Musim hujan identik dengan langit mendung berhari-hari. Cahaya matahari jadi lebih minim, padahal tanaman tetap butuh sinar untuk fotosintesis. Kurangnya cahaya membuat pertumbuhan melambat dan media tanam sulit mengering. Kombinasi ini bisa memicu akar busuk.
Coba geser tanaman ke dekat jendela yang mendapat cahaya paling terang. Kamu juga bisa membuka tirai lebih lama di siang hari. Untuk berkebun indoor, pencahayaan adalah kunci utama saat musim hujan. Tanaman yang cukup cahaya biasanya lebih tahan terhadap kelembapan.
4. Rutin cek daun dan batang

Kelembapan tinggi sering mengundang jamur dan hama kecil. Bercak cokelat atau daun menguning bisa jadi tanda awal masalah. Jangan tunggu sampai seluruh tanaman terdampak. Semakin cepat kamu sadar, semakin mudah penanganannya.

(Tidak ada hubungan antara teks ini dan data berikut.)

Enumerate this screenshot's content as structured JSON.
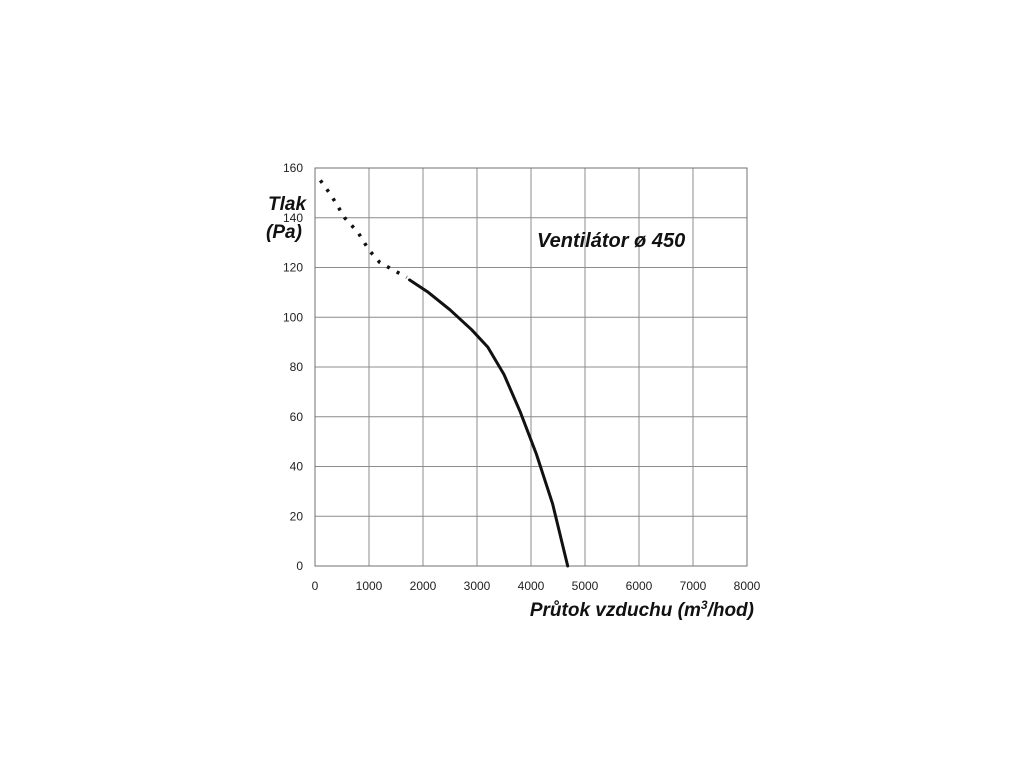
{
  "chart_data": {
    "type": "line",
    "ylabel_line1": "Tlak",
    "ylabel_line2": "(Pa)",
    "xlabel_text": "Průtok vzduchu (m",
    "xlabel_sup": "3",
    "xlabel_end": "/hod)",
    "annotation": "Ventilátor ø 450",
    "xlim": [
      0,
      8000
    ],
    "ylim": [
      0,
      160
    ],
    "x_ticks": [
      "0",
      "1000",
      "2000",
      "3000",
      "4000",
      "5000",
      "6000",
      "7000",
      "8000"
    ],
    "y_ticks": [
      "0",
      "20",
      "40",
      "60",
      "80",
      "100",
      "120",
      "140",
      "160"
    ],
    "grid": true,
    "series": [
      {
        "style": "dotted",
        "color": "#111111",
        "x": [
          100,
          300,
          550,
          800,
          1000,
          1200,
          1450,
          1700
        ],
        "y": [
          155,
          149,
          140,
          134,
          127,
          122,
          119,
          116
        ]
      },
      {
        "style": "solid",
        "color": "#111111",
        "x": [
          1750,
          2100,
          2500,
          2900,
          3200,
          3500,
          3800,
          4100,
          4400,
          4680
        ],
        "y": [
          115,
          110,
          103,
          95,
          88,
          77,
          62,
          45,
          25,
          0
        ]
      }
    ]
  }
}
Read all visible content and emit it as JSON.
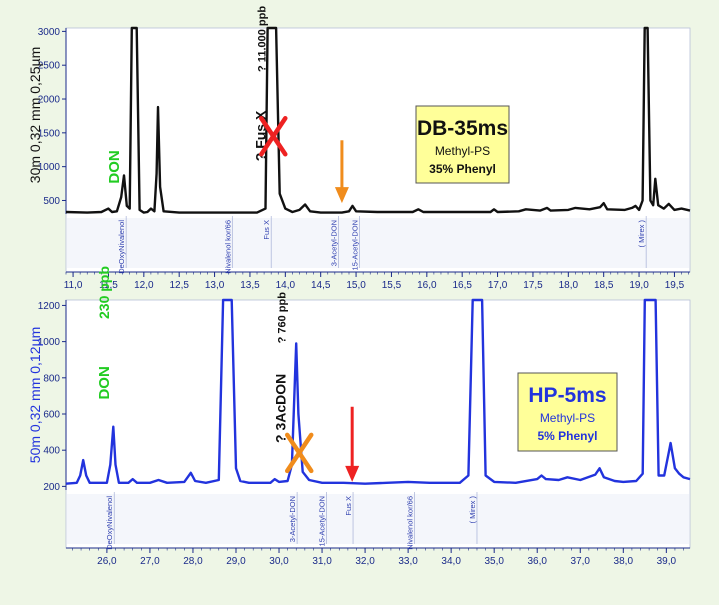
{
  "chart_data": [
    {
      "type": "line",
      "ylabel": "30m 0,32 mm 0,25µm",
      "x_ticks": [
        "11,0",
        "11,5",
        "12,0",
        "12,5",
        "13,0",
        "13,5",
        "14,0",
        "14,5",
        "15,0",
        "15,5",
        "16,0",
        "16,5",
        "17,0",
        "17,5",
        "18,0",
        "18,5",
        "19,0",
        "19,5"
      ],
      "y_ticks": [
        "500",
        "1000",
        "1500",
        "2000",
        "2500",
        "3000"
      ],
      "xlim": [
        10.9,
        19.72
      ],
      "ylim": [
        300,
        3050
      ],
      "trace_color": "#111111",
      "trace": [
        [
          10.9,
          330
        ],
        [
          11.2,
          320
        ],
        [
          11.4,
          330
        ],
        [
          11.5,
          380
        ],
        [
          11.55,
          330
        ],
        [
          11.62,
          340
        ],
        [
          11.68,
          550
        ],
        [
          11.72,
          870
        ],
        [
          11.76,
          420
        ],
        [
          11.8,
          380
        ],
        [
          11.83,
          3050
        ],
        [
          11.9,
          3050
        ],
        [
          11.94,
          360
        ],
        [
          12.0,
          320
        ],
        [
          12.05,
          330
        ],
        [
          12.1,
          380
        ],
        [
          12.15,
          340
        ],
        [
          12.18,
          900
        ],
        [
          12.2,
          1880
        ],
        [
          12.23,
          700
        ],
        [
          12.28,
          340
        ],
        [
          12.5,
          320
        ],
        [
          13.0,
          320
        ],
        [
          13.3,
          320
        ],
        [
          13.6,
          320
        ],
        [
          13.72,
          380
        ],
        [
          13.75,
          3050
        ],
        [
          13.87,
          3050
        ],
        [
          13.92,
          600
        ],
        [
          14.0,
          380
        ],
        [
          14.1,
          330
        ],
        [
          14.2,
          360
        ],
        [
          14.28,
          440
        ],
        [
          14.35,
          340
        ],
        [
          14.5,
          320
        ],
        [
          14.8,
          320
        ],
        [
          14.9,
          340
        ],
        [
          14.95,
          420
        ],
        [
          15.0,
          340
        ],
        [
          15.3,
          330
        ],
        [
          15.8,
          330
        ],
        [
          15.88,
          370
        ],
        [
          15.95,
          330
        ],
        [
          16.5,
          330
        ],
        [
          16.9,
          330
        ],
        [
          16.95,
          370
        ],
        [
          17.0,
          330
        ],
        [
          17.3,
          340
        ],
        [
          17.4,
          370
        ],
        [
          17.6,
          350
        ],
        [
          17.7,
          390
        ],
        [
          17.75,
          350
        ],
        [
          18.0,
          360
        ],
        [
          18.1,
          390
        ],
        [
          18.3,
          370
        ],
        [
          18.45,
          400
        ],
        [
          18.5,
          460
        ],
        [
          18.55,
          370
        ],
        [
          18.8,
          360
        ],
        [
          18.9,
          390
        ],
        [
          18.95,
          420
        ],
        [
          19.0,
          360
        ],
        [
          19.05,
          500
        ],
        [
          19.08,
          3050
        ],
        [
          19.12,
          3050
        ],
        [
          19.16,
          500
        ],
        [
          19.2,
          430
        ],
        [
          19.23,
          820
        ],
        [
          19.27,
          430
        ],
        [
          19.35,
          380
        ],
        [
          19.42,
          450
        ],
        [
          19.5,
          360
        ],
        [
          19.6,
          380
        ],
        [
          19.72,
          350
        ]
      ],
      "peak_labels": [
        {
          "x": 11.75,
          "text": "DeOxyNivalenol"
        },
        {
          "x": 13.25,
          "text": "Nivalenol kor/66"
        },
        {
          "x": 13.8,
          "text": "Fus X"
        },
        {
          "x": 14.75,
          "text": "3-Acetyl-DON"
        },
        {
          "x": 15.05,
          "text": "15-Acetyl-DON"
        },
        {
          "x": 19.1,
          "text": "( Mirex )"
        }
      ],
      "annotations": [
        {
          "text": "DON",
          "x": 11.65,
          "y": 750,
          "color": "#22cc22"
        },
        {
          "text": "? Fus X",
          "x": 13.72,
          "y": 1080,
          "color": "#111111"
        },
        {
          "text": "? 11.000 ppb",
          "x": 13.72,
          "y": 2400,
          "color": "#111111"
        }
      ],
      "marker_x": {
        "x": 13.83,
        "y": 1450,
        "color": "#ee2222"
      },
      "arrow": {
        "x": 14.8,
        "y_from": 1390,
        "y_to": 460,
        "color": "#f08c1c"
      },
      "legend": {
        "title": "DB-35ms",
        "line1": "Methyl-PS",
        "line2": "35% Phenyl",
        "bg": "#ffff99"
      }
    },
    {
      "type": "line",
      "ylabel": "50m 0,32 mm 0,12µm",
      "x_ticks": [
        "26,0",
        "27,0",
        "28,0",
        "29,0",
        "30,0",
        "31,0",
        "32,0",
        "33,0",
        "34,0",
        "35,0",
        "36,0",
        "37,0",
        "38,0",
        "39,0"
      ],
      "y_ticks": [
        "200",
        "400",
        "600",
        "800",
        "1000",
        "1200"
      ],
      "xlim": [
        25.05,
        39.55
      ],
      "ylim": [
        180,
        1230
      ],
      "trace_color": "#2233dd",
      "trace": [
        [
          25.05,
          215
        ],
        [
          25.3,
          220
        ],
        [
          25.38,
          260
        ],
        [
          25.45,
          345
        ],
        [
          25.52,
          260
        ],
        [
          25.6,
          220
        ],
        [
          26.0,
          220
        ],
        [
          26.08,
          320
        ],
        [
          26.15,
          530
        ],
        [
          26.2,
          320
        ],
        [
          26.28,
          220
        ],
        [
          26.5,
          220
        ],
        [
          26.6,
          240
        ],
        [
          26.7,
          220
        ],
        [
          27.0,
          220
        ],
        [
          27.2,
          235
        ],
        [
          27.4,
          220
        ],
        [
          27.8,
          225
        ],
        [
          27.95,
          275
        ],
        [
          28.05,
          230
        ],
        [
          28.3,
          220
        ],
        [
          28.6,
          235
        ],
        [
          28.7,
          1230
        ],
        [
          28.9,
          1230
        ],
        [
          29.0,
          300
        ],
        [
          29.1,
          230
        ],
        [
          29.3,
          220
        ],
        [
          29.8,
          220
        ],
        [
          29.9,
          240
        ],
        [
          30.0,
          225
        ],
        [
          30.2,
          230
        ],
        [
          30.3,
          320
        ],
        [
          30.4,
          990
        ],
        [
          30.45,
          600
        ],
        [
          30.55,
          280
        ],
        [
          30.7,
          235
        ],
        [
          31.0,
          220
        ],
        [
          31.5,
          220
        ],
        [
          32.0,
          215
        ],
        [
          32.5,
          220
        ],
        [
          33.0,
          225
        ],
        [
          33.5,
          220
        ],
        [
          34.2,
          220
        ],
        [
          34.4,
          260
        ],
        [
          34.5,
          1230
        ],
        [
          34.72,
          1230
        ],
        [
          34.8,
          260
        ],
        [
          35.0,
          225
        ],
        [
          35.5,
          220
        ],
        [
          36.0,
          240
        ],
        [
          36.1,
          260
        ],
        [
          36.2,
          240
        ],
        [
          36.5,
          235
        ],
        [
          36.7,
          250
        ],
        [
          37.0,
          235
        ],
        [
          37.35,
          265
        ],
        [
          37.45,
          300
        ],
        [
          37.55,
          250
        ],
        [
          37.8,
          230
        ],
        [
          38.0,
          225
        ],
        [
          38.3,
          230
        ],
        [
          38.45,
          270
        ],
        [
          38.5,
          1230
        ],
        [
          38.75,
          1230
        ],
        [
          38.82,
          260
        ],
        [
          38.95,
          260
        ],
        [
          39.05,
          380
        ],
        [
          39.1,
          440
        ],
        [
          39.2,
          300
        ],
        [
          39.3,
          270
        ],
        [
          39.4,
          250
        ],
        [
          39.55,
          240
        ]
      ],
      "peak_labels": [
        {
          "x": 26.17,
          "text": "DeOxyNivalenol"
        },
        {
          "x": 30.42,
          "text": "3-Acetyl-DON"
        },
        {
          "x": 31.1,
          "text": "15-Acetyl-DON"
        },
        {
          "x": 31.72,
          "text": "Fus X"
        },
        {
          "x": 33.15,
          "text": "Nivalenol kor/66"
        },
        {
          "x": 34.6,
          "text": "( Mirex )"
        }
      ],
      "annotations": [
        {
          "text": "DON",
          "x": 26.05,
          "y": 680,
          "color": "#22cc22"
        },
        {
          "text": "230 ppb",
          "x": 26.05,
          "y": 1125,
          "color": "#22cc22"
        },
        {
          "text": "? 3AcDON",
          "x": 30.15,
          "y": 440,
          "color": "#111111"
        },
        {
          "text": "? 760 ppb",
          "x": 30.15,
          "y": 990,
          "color": "#111111"
        }
      ],
      "marker_x": {
        "x": 30.47,
        "y": 385,
        "color": "#f08c1c"
      },
      "arrow": {
        "x": 31.7,
        "y_from": 640,
        "y_to": 225,
        "color": "#ee2222"
      },
      "legend": {
        "title": "HP-5ms",
        "line1": "Methyl-PS",
        "line2": "5% Phenyl",
        "bg": "#ffff99"
      }
    }
  ]
}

Lap daun dengan kain kering secara berkala. Buang bagian yang terlihat busuk atau lembek agar tidak menyebar. Kebiasaan sederhana ini bikin tanaman pembersih udara tetap segar dan enak dipandang. Selain sehat, tampilannya juga lebih rapi.
5. Perhatikan sirkulasi udara ruangan

Banyak orang lupa bahwa udara juga berpengaruh besar. Ruangan yang terlalu tertutup membuat kelembapan terperangkap. Tanaman jadi sulit “bernapas” dengan baik. Akibatnya, risiko busuk semakin tinggi.
Sesekali buka jendela agar udara berganti. Kalau perlu, gunakan kipas angin kecil untuk membantu sirkulasi. Berkebun indoor bukan cuma soal air dan pupuk, tapi juga lingkungan sekitar. Udara yang bergerak membantu media tanam lebih cepat kering.
Merawat tanaman indoor saat musim hujan memang butuh perhatian ekstra. Tapi justru di situ serunya punya hobi di rumah yang bikin kamu lebih peka dan sabar. Dengan penyesuaian kecil, tanaman hias tetap tumbuh sehat meski cuaca kurang bersahabat. Jadi, jangan takut musim hujan, ya, karena kamu sudah tahu cara merawatnya dengan lebih bijak.